Your main point of comparison for the book obviously is Germany; why was it Germany you chose as a point of comparison to liberals and not, say, one or several of the Nordic countries such as Sweden or Denmark?
For one thing, it is bigger, so it's not a kind of city-state project the way Denmark and Norway and Sweden are, even Sweden arguably could be categorized [as that]. European unification is dependent upon and intertwined with German unification.
A strong Germany is, a strong united Germany, is crucial to the emergence of Europe as a political entity. So, I think it's the big enchilada.
I think any rational person would concede that it's the economic powerhouse of Europe.
The other aspect of it is also that Germany ... is socialism. Germany is the most socialist country in Europe in a certain definition of socialism, which is the one I most prefer as a union-side labor lawyer, in terms of worker control. I think, even compared to these relative city-state economies like Sweden and Denmark, it's just remarkable the extent to which German workers are on the board and how that's the ideology of both the right and the left. That's different from Scandinavia.
The way social democracy delivers its dividend as a social democracy is by empowering people and enabling people to have a much more significant role in their lives, and I think that's fascinating. I talk about this at the beginning of the book, the face-off between [German Chancellor Helmut] Kohl and [British Prime Minister John] Major over the social chapter at Maastricht and especially the provision about EU-wide companies having to consult workers about basic decisions affecting the firm. That was just repugnant to the Anglo-American model: The CEO was in charge, the stockholders were in charge, and the German model was dysfunctional, et cetera, et cetera. [Now] I think the U.S. model is losing. You know there's more co-determination that's spreading in Europe, and our corporate model right now is profoundly broken. You've got CEOs not responsible to stockholders or anything else.

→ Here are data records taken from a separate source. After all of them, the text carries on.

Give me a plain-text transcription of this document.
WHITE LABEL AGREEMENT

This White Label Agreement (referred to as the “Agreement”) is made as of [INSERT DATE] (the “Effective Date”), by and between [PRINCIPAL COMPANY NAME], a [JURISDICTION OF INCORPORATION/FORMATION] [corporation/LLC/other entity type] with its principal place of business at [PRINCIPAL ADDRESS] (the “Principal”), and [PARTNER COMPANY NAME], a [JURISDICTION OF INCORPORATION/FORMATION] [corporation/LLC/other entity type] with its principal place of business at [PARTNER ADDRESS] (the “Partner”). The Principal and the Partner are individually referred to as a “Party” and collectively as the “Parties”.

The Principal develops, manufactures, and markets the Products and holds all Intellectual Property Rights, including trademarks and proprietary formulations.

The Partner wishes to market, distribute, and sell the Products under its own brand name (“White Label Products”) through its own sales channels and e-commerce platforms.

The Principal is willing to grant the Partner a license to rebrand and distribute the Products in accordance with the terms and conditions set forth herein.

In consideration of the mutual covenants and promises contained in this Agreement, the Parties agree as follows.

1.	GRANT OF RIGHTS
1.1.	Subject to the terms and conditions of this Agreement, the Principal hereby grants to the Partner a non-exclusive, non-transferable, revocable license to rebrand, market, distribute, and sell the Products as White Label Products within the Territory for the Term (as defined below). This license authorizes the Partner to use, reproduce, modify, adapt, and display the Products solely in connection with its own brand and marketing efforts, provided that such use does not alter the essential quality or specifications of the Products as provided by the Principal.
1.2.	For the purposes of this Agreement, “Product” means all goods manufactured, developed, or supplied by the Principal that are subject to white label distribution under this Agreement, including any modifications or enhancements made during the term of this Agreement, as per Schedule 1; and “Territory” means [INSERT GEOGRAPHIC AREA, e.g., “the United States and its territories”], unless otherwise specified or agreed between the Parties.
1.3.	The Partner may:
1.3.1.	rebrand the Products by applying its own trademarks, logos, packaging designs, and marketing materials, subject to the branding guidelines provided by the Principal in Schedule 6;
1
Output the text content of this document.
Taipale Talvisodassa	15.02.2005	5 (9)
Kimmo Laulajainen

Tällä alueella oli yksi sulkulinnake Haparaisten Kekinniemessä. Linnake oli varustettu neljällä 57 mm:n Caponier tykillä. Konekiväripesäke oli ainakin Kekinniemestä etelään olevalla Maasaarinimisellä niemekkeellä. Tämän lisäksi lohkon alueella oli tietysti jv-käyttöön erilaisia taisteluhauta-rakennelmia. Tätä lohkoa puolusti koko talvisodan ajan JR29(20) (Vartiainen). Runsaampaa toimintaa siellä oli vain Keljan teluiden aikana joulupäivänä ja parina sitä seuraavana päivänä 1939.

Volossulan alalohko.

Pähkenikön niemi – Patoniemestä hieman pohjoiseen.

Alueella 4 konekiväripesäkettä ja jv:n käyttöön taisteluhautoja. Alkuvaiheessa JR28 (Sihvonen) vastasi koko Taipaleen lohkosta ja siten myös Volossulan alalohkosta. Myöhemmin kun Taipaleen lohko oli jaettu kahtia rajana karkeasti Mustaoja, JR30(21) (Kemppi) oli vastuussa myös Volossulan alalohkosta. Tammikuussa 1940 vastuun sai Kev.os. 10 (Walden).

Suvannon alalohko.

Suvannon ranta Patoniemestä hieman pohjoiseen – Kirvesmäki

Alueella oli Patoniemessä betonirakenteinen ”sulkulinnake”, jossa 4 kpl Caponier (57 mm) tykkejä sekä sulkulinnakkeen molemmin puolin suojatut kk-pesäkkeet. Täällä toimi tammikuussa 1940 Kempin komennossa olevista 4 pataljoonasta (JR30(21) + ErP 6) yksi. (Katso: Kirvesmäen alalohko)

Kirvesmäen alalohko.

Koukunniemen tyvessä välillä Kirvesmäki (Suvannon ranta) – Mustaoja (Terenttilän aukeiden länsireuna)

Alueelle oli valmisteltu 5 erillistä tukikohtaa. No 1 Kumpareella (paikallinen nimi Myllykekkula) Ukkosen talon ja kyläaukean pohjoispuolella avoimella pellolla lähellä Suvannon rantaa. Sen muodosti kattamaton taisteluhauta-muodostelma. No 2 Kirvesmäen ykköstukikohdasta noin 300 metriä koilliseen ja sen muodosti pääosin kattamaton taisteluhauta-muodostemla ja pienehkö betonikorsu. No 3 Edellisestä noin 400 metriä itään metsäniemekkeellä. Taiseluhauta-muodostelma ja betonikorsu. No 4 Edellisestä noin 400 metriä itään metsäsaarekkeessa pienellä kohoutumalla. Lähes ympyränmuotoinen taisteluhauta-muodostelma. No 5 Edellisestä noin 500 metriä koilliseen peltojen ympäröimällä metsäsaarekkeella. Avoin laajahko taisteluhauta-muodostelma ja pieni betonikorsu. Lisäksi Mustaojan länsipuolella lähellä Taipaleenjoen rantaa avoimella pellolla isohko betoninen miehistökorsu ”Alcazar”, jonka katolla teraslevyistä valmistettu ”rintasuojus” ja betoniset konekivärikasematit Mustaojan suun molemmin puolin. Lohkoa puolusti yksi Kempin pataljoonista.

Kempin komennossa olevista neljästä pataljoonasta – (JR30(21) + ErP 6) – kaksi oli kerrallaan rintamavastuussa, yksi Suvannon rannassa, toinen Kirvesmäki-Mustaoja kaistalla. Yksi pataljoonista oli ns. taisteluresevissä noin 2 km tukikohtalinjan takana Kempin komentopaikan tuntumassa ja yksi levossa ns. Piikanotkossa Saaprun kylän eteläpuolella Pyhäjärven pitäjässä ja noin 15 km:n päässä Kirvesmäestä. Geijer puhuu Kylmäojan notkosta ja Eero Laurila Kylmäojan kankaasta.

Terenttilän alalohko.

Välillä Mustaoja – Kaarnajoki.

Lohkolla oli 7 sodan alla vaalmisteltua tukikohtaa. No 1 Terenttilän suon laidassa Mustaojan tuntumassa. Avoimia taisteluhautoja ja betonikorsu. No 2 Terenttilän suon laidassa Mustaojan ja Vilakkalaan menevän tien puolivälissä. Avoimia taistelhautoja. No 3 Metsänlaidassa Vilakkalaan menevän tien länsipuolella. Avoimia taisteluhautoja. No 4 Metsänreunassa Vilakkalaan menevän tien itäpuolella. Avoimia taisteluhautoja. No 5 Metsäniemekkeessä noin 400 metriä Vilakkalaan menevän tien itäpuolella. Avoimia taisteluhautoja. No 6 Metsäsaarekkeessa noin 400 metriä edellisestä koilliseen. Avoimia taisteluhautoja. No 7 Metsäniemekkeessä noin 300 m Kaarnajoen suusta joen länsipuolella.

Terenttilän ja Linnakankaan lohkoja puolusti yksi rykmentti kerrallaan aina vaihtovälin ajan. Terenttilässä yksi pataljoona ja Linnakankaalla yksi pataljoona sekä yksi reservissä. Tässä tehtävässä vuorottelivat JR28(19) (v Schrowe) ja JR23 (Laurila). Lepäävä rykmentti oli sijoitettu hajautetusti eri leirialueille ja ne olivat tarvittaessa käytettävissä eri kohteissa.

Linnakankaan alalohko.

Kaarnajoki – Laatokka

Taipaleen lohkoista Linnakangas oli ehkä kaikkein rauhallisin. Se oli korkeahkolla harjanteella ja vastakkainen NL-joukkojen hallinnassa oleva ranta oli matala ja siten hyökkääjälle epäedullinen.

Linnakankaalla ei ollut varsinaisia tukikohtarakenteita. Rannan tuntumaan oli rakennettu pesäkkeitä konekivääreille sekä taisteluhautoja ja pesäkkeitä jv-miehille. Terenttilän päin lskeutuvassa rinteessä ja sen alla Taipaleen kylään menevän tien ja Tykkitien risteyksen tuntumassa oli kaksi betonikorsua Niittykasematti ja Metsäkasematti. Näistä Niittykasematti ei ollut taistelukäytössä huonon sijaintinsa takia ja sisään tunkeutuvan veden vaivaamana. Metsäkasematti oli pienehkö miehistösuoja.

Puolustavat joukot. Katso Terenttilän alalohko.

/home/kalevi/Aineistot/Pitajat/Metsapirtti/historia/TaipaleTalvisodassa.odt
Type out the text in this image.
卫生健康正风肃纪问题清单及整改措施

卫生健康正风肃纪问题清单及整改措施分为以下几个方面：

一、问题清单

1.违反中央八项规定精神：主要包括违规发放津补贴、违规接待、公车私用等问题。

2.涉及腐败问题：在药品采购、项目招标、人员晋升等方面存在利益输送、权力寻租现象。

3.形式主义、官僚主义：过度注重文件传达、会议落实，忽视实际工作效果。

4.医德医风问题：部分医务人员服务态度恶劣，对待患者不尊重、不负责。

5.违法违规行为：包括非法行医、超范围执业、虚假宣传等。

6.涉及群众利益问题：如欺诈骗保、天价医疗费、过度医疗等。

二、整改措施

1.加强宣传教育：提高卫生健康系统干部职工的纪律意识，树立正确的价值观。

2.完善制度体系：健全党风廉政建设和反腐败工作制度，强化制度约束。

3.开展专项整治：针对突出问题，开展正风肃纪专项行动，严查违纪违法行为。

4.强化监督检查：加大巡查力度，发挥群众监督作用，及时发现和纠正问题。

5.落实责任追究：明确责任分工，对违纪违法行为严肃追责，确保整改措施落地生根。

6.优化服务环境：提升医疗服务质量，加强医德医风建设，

You talk a lot about America's tendency toward longer working hours, having higher consumption, less leisure time, fewer public goods, and, as you put it, "contracting out our lives." Why is it that this is the economic dynamic that has arisen in the United States?
It's a constitutional reason, and I use constitutional in a very broad sense to include labor law, which I think is part of the constitution of the country. There is a kind of way that our character is being shaped by our corporate model which really is top-down, authoritarian, and no responsibility or accountability. ...
[CEOs] have an enormous control over people's lives and over our work lives. And the way we react here is pretty much like lab rats; you know, everybody tries to work a little bit longer than the next person in the next cubicle. And that is a model which, in a perverse way, encourages consumption. The more you keep people at their jobs, the more they have to outsource their lives.
Is there any realistic thing we could aim for here in the U.S. to get closer to the European model?
Yes, there is something we could do tomorrow. I think we could raise Social Security here and give people real public pensions to live on; that's the first and biggest thing. The second is that we could move to single-payer, to have the government assume non-wage labor costs. The third is to strengthen the financial sector and to encourage more of an export-orientated sector.
I think the single most important thing that Americans can do right now to move toward a more European structure is to adopt a more European-type constitution, and by that I mean moving more toward majority rule and, as trivial as it sounds, getting rid of the Senate filibuster. Because that would help bring back the labor movement, and it would help to get through the Democratic agenda. And I say this on the eve of the Democrats probably being ousted from majority position in the Congress.